Görüyoruz ki Hükûmet, işçilerin, emekçilerin mevcut kazanılmış kıdem tazminatı hakkını budamak için yeniden harekete geçmiştir. Cumhurbaşkanının sarayda kapalı kapılar ardında bazı sendika başkanlarıyla, üstelik de DİSK gibi önemli bir konfederasyonun başkanını çağırmadan toplantı yapması ve işçinin, emekçinin hakkını gasbetmeye çalışması kabul edilemez. Hükûmetin, sosyal tarafların taleplerini dikkate alması ve taraflara her zaman aynı mesafede davranması gerekir diye düşünüyorum.

Sevgili mücadele arkadaşlarım ve milletvekilleri, kıdem tazminatı, 1936 yılından itibaren uygulanmaktadır. Kıdem tazminatı, seksen dört yıldan bu yana işçi arkadaşlarımızın -anasının ak sütü gibi helal- almış oldukları bir haktır. Kıdem tazminatı, işçinin 13'üncü maaşıdır. Kıdem tazminatı olmayan işçinin iş güvencesi olmaz. Kıdem tazminatı, işverenlerin bir yükü değil, işçilerin bir hakkıdır. Bugün kıdem tazminatı alan, 3600 gün prim yatıran ve on beş yıl çalışan bir işçi arkadaşımız kıdem tazminatını alabilir. Onunla birlikte, kadınlar, bir yıl içerisinde evlenirlerse kıdem tazminatlarını alabilirler. Erkek arkadaşlarımız, askere giderken kıdem tazminatlarını alabilirler. Bugün, yasaya göre bir yıl çalışan işçi kardeşlerimiz kıdem tazminatlarını alabilirler. Bu konu sadece TÜRK-İŞ'in, HAK-İŞ'in, DİSK'in sorunu değildir; Türkiye'de çalışan 15 milyon işçinin sorunudur. Yani 50 milyon aileyi ilgilendiren bir konu olduğundan dolayı bu, işçilerin meselesi değil, memleket meselesidir. AKP Hükûmetinin asıl hedefi, kıdem tazminatını bireysel emeklilik fonuna devretmektir. Bireysel emeklilik fonunda toplanan paralar, buradan iddia ediyorum, Kanal İstanbul Projesi'ne gidecektir. 19 müteahhitle yıllardır yapılan ön anlaşmalar vardır, kasada para kalmadı diye ihale yapamıyorlar. Tek umutları işçilerin kıdem tazminatıdır ama kesinlikle işçiler, kıdem tazminatlarını gasbetmek isteyenlere karşı gerekli cevabı vereceklerdir.

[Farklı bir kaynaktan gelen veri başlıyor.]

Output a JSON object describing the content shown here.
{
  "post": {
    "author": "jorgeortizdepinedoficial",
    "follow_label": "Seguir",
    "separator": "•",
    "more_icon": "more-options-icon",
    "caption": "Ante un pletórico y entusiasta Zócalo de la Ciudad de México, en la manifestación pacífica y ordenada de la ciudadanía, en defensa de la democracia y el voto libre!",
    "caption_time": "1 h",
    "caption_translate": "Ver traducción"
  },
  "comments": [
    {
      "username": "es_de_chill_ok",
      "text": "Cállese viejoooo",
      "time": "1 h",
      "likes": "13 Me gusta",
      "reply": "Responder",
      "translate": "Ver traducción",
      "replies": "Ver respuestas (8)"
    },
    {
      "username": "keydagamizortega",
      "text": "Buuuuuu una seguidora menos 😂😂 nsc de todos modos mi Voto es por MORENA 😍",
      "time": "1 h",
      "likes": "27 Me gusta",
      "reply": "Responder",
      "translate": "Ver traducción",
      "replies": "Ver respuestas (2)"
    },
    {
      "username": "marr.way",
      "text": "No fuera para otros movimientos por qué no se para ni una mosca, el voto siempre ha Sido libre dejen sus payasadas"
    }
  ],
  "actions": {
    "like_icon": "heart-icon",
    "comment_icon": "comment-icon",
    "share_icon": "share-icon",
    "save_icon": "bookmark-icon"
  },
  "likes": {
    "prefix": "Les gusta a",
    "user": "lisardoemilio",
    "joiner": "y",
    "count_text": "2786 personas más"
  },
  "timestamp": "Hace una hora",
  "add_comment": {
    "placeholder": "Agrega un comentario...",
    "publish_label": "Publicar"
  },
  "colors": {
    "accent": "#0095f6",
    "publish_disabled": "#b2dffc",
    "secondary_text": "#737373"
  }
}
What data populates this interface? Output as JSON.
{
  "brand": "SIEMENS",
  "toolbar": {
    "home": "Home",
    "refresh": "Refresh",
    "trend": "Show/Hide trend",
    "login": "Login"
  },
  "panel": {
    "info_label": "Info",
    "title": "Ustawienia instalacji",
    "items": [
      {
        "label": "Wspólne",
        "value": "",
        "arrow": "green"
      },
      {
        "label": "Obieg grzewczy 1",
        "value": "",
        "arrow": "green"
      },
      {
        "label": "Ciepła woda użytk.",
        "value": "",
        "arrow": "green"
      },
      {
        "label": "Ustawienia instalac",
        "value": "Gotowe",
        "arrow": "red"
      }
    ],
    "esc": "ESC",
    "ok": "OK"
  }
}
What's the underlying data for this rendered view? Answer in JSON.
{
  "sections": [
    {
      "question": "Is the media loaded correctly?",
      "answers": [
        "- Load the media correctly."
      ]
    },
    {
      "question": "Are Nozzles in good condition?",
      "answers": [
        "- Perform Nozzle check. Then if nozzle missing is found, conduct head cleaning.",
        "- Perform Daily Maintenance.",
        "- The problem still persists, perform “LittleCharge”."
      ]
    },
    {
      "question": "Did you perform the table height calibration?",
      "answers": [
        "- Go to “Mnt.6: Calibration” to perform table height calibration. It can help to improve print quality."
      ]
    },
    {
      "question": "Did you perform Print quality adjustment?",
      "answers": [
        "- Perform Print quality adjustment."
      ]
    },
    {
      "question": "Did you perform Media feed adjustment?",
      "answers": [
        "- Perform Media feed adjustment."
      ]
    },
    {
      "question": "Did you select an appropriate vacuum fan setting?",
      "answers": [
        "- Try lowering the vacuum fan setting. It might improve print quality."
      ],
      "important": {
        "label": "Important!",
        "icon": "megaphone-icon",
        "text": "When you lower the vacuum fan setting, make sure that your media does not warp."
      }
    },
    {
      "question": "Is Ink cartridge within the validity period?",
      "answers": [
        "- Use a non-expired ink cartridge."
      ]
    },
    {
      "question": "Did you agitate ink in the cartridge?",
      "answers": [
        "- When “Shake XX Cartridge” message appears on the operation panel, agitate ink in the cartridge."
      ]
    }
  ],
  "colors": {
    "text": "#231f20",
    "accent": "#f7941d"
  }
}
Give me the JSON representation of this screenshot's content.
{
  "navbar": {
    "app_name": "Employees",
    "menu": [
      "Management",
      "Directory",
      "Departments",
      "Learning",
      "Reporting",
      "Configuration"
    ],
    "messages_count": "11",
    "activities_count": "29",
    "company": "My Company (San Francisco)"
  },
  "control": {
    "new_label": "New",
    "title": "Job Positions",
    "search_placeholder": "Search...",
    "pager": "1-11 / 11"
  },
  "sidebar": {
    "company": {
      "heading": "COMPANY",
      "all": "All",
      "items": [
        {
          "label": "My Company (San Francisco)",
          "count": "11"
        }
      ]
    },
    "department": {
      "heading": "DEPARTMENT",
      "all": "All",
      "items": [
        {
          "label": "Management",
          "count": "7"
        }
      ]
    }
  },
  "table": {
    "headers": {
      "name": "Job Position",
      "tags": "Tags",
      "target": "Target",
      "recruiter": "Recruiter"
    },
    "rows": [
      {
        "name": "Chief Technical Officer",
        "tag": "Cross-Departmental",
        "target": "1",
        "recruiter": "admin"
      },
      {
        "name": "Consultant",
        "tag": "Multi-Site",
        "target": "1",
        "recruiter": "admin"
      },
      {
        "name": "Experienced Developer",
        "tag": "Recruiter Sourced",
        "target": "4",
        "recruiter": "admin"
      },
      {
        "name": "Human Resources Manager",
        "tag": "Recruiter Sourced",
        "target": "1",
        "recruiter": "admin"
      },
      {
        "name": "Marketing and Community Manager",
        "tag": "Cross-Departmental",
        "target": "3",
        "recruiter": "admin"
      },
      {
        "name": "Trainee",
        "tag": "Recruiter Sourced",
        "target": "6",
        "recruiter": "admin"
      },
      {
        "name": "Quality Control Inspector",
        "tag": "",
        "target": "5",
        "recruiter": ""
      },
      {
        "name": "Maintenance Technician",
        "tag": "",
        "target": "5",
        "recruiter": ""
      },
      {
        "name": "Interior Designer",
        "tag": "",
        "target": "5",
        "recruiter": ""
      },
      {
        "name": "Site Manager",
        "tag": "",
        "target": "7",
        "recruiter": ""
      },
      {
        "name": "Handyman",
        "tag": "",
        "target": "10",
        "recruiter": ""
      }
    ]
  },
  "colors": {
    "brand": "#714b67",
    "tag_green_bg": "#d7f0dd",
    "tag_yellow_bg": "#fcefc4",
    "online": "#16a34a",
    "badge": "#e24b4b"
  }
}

Sevgili mücadele arkadaşlarım, sevgili milletvekilleri; İşsizlik Fonu 2020 Nisan sonu itibarıyla 133 milyar olması gerekirken Hükûmet tarafından gasbedilmiştir. 2019 yılında Fon'dan ödenen yaklaşık 29 milyar TL'nin sadece 10 milyar TL'si işçilere ödenmiştir, kalan 19 milyar TL işverenlere ödenmiştir; sanki işverenler açlık sınırı altında yaşıyorlarmış gibi. Üstelik sanki burası bir ticarethaneymiş gibi maalesef İşsizlik Fon'undan damat bey 3 milyar lira almıştır. Bunun yanı sıra 2018 Ekim ayında Halkbank, Vakıfbank ve EXİMBANK'ın İşsizlik Fonu'na 10,8 milyar liralık tahvil sattığı ortaya çıkmıştır. Yüzde 90'ı işverenlere, yüzde 10'u ise sadece işçi kardeşlerimize verilmiştir. Bugüne kadar fonların tamamı şaibelidir.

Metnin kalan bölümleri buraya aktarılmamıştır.